I’ll have a look at all your suggestions and see what might be available. Thank you!

OP posts:
Ratbag7 · 12/04/2026 12:14

Watching with interest, I have a similar DS, it’s very difficult isn’t it

AdviceforTeen · 12/04/2026 12:20

Ratbag7 · 12/04/2026 12:14

Watching with interest, I have a similar DS, it’s very difficult isn’t it

Yes, it’s such a worry. I can imagine him at 30 still living at home and hiding in his bedroom watching films!

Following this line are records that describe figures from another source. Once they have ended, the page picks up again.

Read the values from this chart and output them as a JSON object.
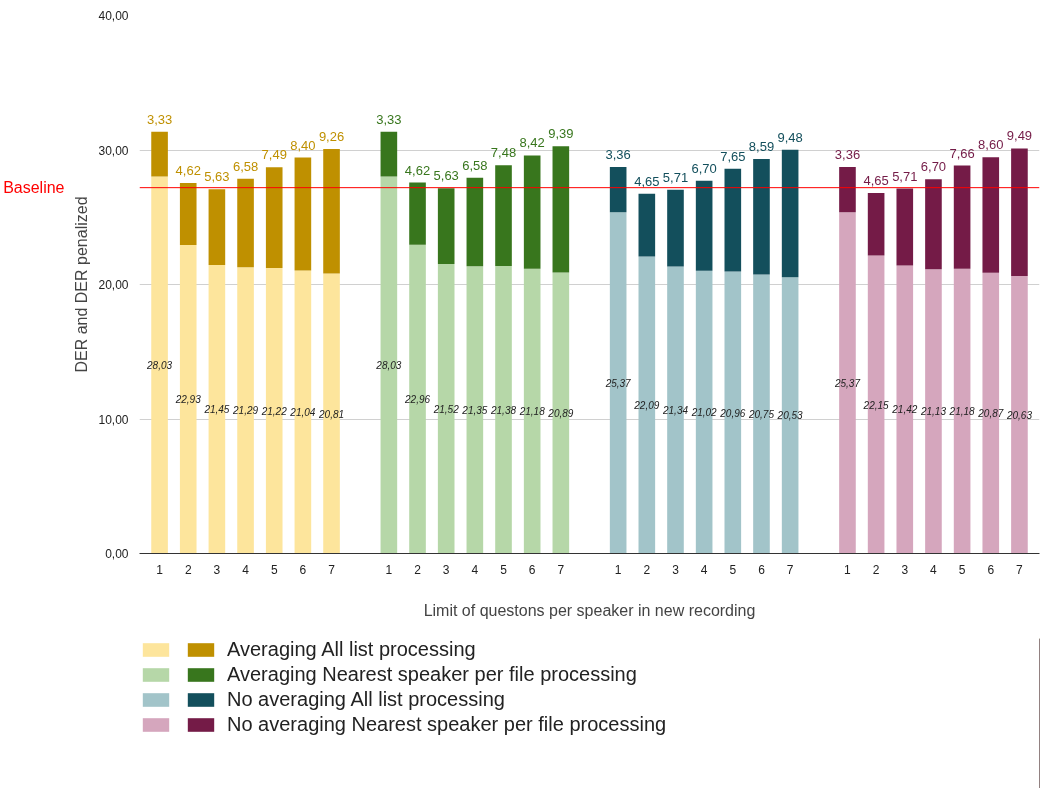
{
  "chart_data": {
    "type": "bar",
    "stacked": true,
    "xlabel": "Limit of questons per speaker in new recording",
    "ylabel": "DER and DER penalized",
    "categories": [
      "1",
      "2",
      "3",
      "4",
      "5",
      "6",
      "7",
      null,
      "1",
      "2",
      "3",
      "4",
      "5",
      "6",
      "7",
      null,
      "1",
      "2",
      "3",
      "4",
      "5",
      "6",
      "7",
      null,
      "1",
      "2",
      "3",
      "4",
      "5",
      "6",
      "7"
    ],
    "series": [
      {
        "color": "#fde59c",
        "values": [
          28.03,
          22.93,
          21.45,
          21.29,
          21.22,
          21.04,
          20.81,
          null,
          null,
          null,
          null,
          null,
          null,
          null,
          null,
          null,
          null,
          null,
          null,
          null,
          null,
          null,
          null,
          null,
          null,
          null,
          null,
          null,
          null,
          null,
          null
        ],
        "value_labels": [
          "28,03",
          "22,93",
          "21,45",
          "21,29",
          "21,22",
          "21,04",
          "20,81",
          null,
          null,
          null,
          null,
          null,
          null,
          null,
          null,
          null,
          null,
          null,
          null,
          null,
          null,
          null,
          null,
          null,
          null,
          null,
          null,
          null,
          null,
          null,
          null
        ]
      },
      {
        "name": "Averaging All list processing",
        "color": "#bf9000",
        "values": [
          3.33,
          4.62,
          5.63,
          6.58,
          7.49,
          8.4,
          9.26,
          null,
          null,
          null,
          null,
          null,
          null,
          null,
          null,
          null,
          null,
          null,
          null,
          null,
          null,
          null,
          null,
          null,
          null,
          null,
          null,
          null,
          null,
          null,
          null
        ],
        "value_labels": [
          "3,33",
          "4,62",
          "5,63",
          "6,58",
          "7,49",
          "8,40",
          "9,26",
          null,
          null,
          null,
          null,
          null,
          null,
          null,
          null,
          null,
          null,
          null,
          null,
          null,
          null,
          null,
          null,
          null,
          null,
          null,
          null,
          null,
          null,
          null,
          null
        ]
      },
      {
        "color": "#b6d7a8",
        "values": [
          null,
          null,
          null,
          null,
          null,
          null,
          null,
          null,
          28.03,
          22.96,
          21.52,
          21.35,
          21.38,
          21.18,
          20.89,
          null,
          null,
          null,
          null,
          null,
          null,
          null,
          null,
          null,
          null,
          null,
          null,
          null,
          null,
          null,
          null
        ],
        "value_labels": [
          null,
          null,
          null,
          null,
          null,
          null,
          null,
          null,
          "28,03",
          "22,96",
          "21,52",
          "21,35",
          "21,38",
          "21,18",
          "20,89",
          null,
          null,
          null,
          null,
          null,
          null,
          null,
          null,
          null,
          null,
          null,
          null,
          null,
          null,
          null,
          null
        ]
      },
      {
        "name": "Averaging Nearest speaker per file processing",
        "color": "#38761d",
        "values": [
          null,
          null,
          null,
          null,
          null,
          null,
          null,
          null,
          3.33,
          4.62,
          5.63,
          6.58,
          7.48,
          8.42,
          9.39,
          null,
          null,
          null,
          null,
          null,
          null,
          null,
          null,
          null,
          null,
          null,
          null,
          null,
          null,
          null,
          null
        ],
        "value_labels": [
          null,
          null,
          null,
          null,
          null,
          null,
          null,
          null,
          "3,33",
          "4,62",
          "5,63",
          "6,58",
          "7,48",
          "8,42",
          "9,39",
          null,
          null,
          null,
          null,
          null,
          null,
          null,
          null,
          null,
          null,
          null,
          null,
          null,
          null,
          null,
          null
        ]
      },
      {
        "color": "#a2c4c9",
        "values": [
          null,
          null,
          null,
          null,
          null,
          null,
          null,
          null,
          null,
          null,
          null,
          null,
          null,
          null,
          null,
          null,
          25.37,
          22.09,
          21.34,
          21.02,
          20.96,
          20.75,
          20.53,
          null,
          null,
          null,
          null,
          null,
          null,
          null,
          null
        ],
        "value_labels": [
          null,
          null,
          null,
          null,
          null,
          null,
          null,
          null,
          null,
          null,
          null,
          null,
          null,
          null,
          null,
          null,
          "25,37",
          "22,09",
          "21,34",
          "21,02",
          "20,96",
          "20,75",
          "20,53",
          null,
          null,
          null,
          null,
          null,
          null,
          null,
          null
        ]
      },
      {
        "name": "No averaging All list processing",
        "color": "#134f5c",
        "values": [
          null,
          null,
          null,
          null,
          null,
          null,
          null,
          null,
          null,
          null,
          null,
          null,
          null,
          null,
          null,
          null,
          3.36,
          4.65,
          5.71,
          6.7,
          7.65,
          8.59,
          9.48,
          null,
          null,
          null,
          null,
          null,
          null,
          null,
          null
        ],
        "value_labels": [
          null,
          null,
          null,
          null,
          null,
          null,
          null,
          null,
          null,
          null,
          null,
          null,
          null,
          null,
          null,
          null,
          "3,36",
          "4,65",
          "5,71",
          "6,70",
          "7,65",
          "8,59",
          "9,48",
          null,
          null,
          null,
          null,
          null,
          null,
          null,
          null
        ]
      },
      {
        "color": "#d5a6bd",
        "values": [
          null,
          null,
          null,
          null,
          null,
          null,
          null,
          null,
          null,
          null,
          null,
          null,
          null,
          null,
          null,
          null,
          null,
          null,
          null,
          null,
          null,
          null,
          null,
          null,
          25.37,
          22.15,
          21.42,
          21.13,
          21.18,
          20.87,
          20.63
        ],
        "value_labels": [
          null,
          null,
          null,
          null,
          null,
          null,
          null,
          null,
          null,
          null,
          null,
          null,
          null,
          null,
          null,
          null,
          null,
          null,
          null,
          null,
          null,
          null,
          null,
          null,
          "25,37",
          "22,15",
          "21,42",
          "21,13",
          "21,18",
          "20,87",
          "20,63"
        ]
      },
      {
        "name": "No averaging Nearest speaker per file processing",
        "color": "#741b47",
        "values": [
          null,
          null,
          null,
          null,
          null,
          null,
          null,
          null,
          null,
          null,
          null,
          null,
          null,
          null,
          null,
          null,
          null,
          null,
          null,
          null,
          null,
          null,
          null,
          null,
          3.36,
          4.65,
          5.71,
          6.7,
          7.66,
          8.6,
          9.49
        ],
        "value_labels": [
          null,
          null,
          null,
          null,
          null,
          null,
          null,
          null,
          null,
          null,
          null,
          null,
          null,
          null,
          null,
          null,
          null,
          null,
          null,
          null,
          null,
          null,
          null,
          null,
          "3,36",
          "4,65",
          "5,71",
          "6,70",
          "7,66",
          "8,60",
          "9,49"
        ]
      }
    ],
    "ylim": [
      0,
      40
    ],
    "yticks": [
      {
        "value": 0,
        "label": "0,00"
      },
      {
        "value": 10,
        "label": "10,00"
      },
      {
        "value": 20,
        "label": "20,00"
      },
      {
        "value": 30,
        "label": "30,00"
      },
      {
        "value": 40,
        "label": "40,00"
      }
    ],
    "ref_lines": [
      {
        "axis": "y",
        "value": 27.2,
        "label": "Baseline",
        "color": "#ff0000"
      }
    ],
    "grid": "y",
    "legend": "bottom"
  }
}
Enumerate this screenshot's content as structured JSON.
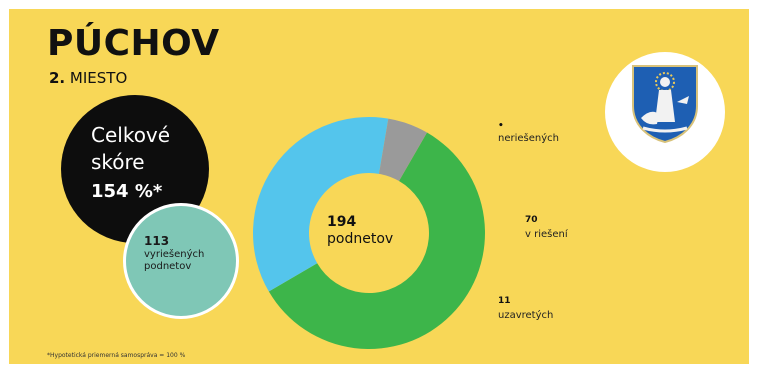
{
  "header": {
    "title": "PÚCHOV",
    "rank_number": "2.",
    "rank_word": "MIESTO"
  },
  "score": {
    "label": "Celkové skóre",
    "value": "154 %*"
  },
  "resolved": {
    "count": "113",
    "label": "vyriešených podnetov"
  },
  "center": {
    "total": "194",
    "label": "podnetov"
  },
  "legend": [
    {
      "count": "",
      "label": "neriešených"
    },
    {
      "count": "70",
      "label": "v riešení"
    },
    {
      "count": "11",
      "label": "uzavretých"
    }
  ],
  "footnote": "*Hypotetická priemerná samospráva = 100 %",
  "chart_data": {
    "type": "pie",
    "total": 194,
    "segments": [
      {
        "name": "vyriešených",
        "value": 113,
        "color": "#3db54a"
      },
      {
        "name": "v riešení",
        "value": 70,
        "color": "#54c5ec"
      },
      {
        "name": "uzavretých",
        "value": 11,
        "color": "#9a9a9a"
      },
      {
        "name": "neriešených",
        "value": 0,
        "color": "#3a2a2a"
      }
    ]
  },
  "colors": {
    "background": "#f8d757",
    "score_circle": "#0d0d0d",
    "resolved_circle": "#7fc7b6",
    "crest_shield": "#1e5fb3"
  },
  "icons": {
    "crest": "puchov-coat-of-arms-icon"
  }
}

I really want him to find something that motivates him but it’s so hard to know how to help.

OP posts:
Gleanzer · 12/04/2026 12:30

He could do worse than getting a seasonal job over the summer while he thinks about the big picture and just grows up a bit. Travelling etc sounds fab but if he needs to start small holding down a job at home, that's not nothing. If the big picture is too scary. he doesn't have to solve it all now. It's quite hard for them round Sept if a lot of friends go on to uni. I think it's good to have some focus already in place, even if it's temporary. Maybe think of it as a gap year - take a year to earn some money, do some research, make a plan, have some fun next summer. And in the meantime get some more independence skills, maybe driving lessons if needed/wanted etc

AdviceforTeen · 12/04/2026 14:11

Gleanzer · 12/04/2026 12:30

He could do worse than getting a seasonal job over the summer while he thinks about the big picture and just grows up a bit. Travelling etc sounds fab but if he needs to start small holding down a job at home, that's not nothing. If the big picture is too scary. he doesn't have to solve it all now. It's quite hard for them round Sept if a lot of friends go on to uni. I think it's good to have some focus already in place, even if it's temporary. Maybe think of it as a gap year - take a year to earn some money, do some research, make a plan, have some fun next summer. And in the meantime get some more independence skills, maybe driving lessons if needed/wanted etc

I think that sounds like a sensible plan. Just need to get DS on board!